At that moment, the gratitude I felt for my father was sweeter than jelly on fresh bread, hot from the oven. For a long moment, Tom didn’t reply, and I felt that I might burst in waiting for his answer.

Finally, Tom’s hand relaxed again and he gave a small bow. “I’m your humble servant, Mr. Jefferson, as always.”

Happiness welled in my chest. Farewell Varina.

I was to be, for the first time in my life, the mistress of Monticello.





ON A RIBBON WORN ROUND MY GROWING BELLY, I wore the keys to all the cabinets and storerooms at Monticello. And as a woman soon ready to birth a babe, I was in a frenzy to put the house right. I counted and polished my father’s silver like my mother had done before me. I kept close records of everything coming in and out of the kitchen. I brined meat in a big wooden salting barrel. I went a thousand times a day from the storehouse, to the washhouse, to the orchard, to the garden, to the kiln, then back to the storeroom again, navigating my way among sacks of grain and loaves of sugar and boxes of supplies.

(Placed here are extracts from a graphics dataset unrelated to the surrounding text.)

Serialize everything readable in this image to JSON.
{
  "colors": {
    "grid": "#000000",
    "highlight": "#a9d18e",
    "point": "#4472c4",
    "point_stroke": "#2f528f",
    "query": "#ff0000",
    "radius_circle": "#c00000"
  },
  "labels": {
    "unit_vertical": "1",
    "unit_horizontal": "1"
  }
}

And, of course, I found myself in command of the house servants—doling out their rations of cornmeal, fish, and pork. In France, when Sally was our maid, I’d not hesitated to direct her, but now that she’d returned to Monticello in my father’s absence, what was she? Fortunately, Sally took on mending and cleaning without having to be told, and so we settled into a silence all our own.

I’d lost a friend in her, without realizing that I’d had one. I tried never to show just how much I missed Paris and our friends there, great and small. Still, I did long for them. More than I would, or could, ever say. Which is why I nearly swooned when, as the Indian summer gave way to the first bite of winter, a letter from Marie de Botidoux came to the house.

The packet had taken some time to arrive because the post was in a shambles. Now, moving as fast as my belly would allow, I made for the parlor, my little sister trying to snatch the thick paper from me, crying, “I want to read Marie’s letter!”

Fortunately, my height made it easy to keep it from her reach. “It’s not for you, Polly.”

“Well, then, fine,” she fumed. “But I’m too grown-up to be called Polly—if you’re going by Martha, I want to be Mary.”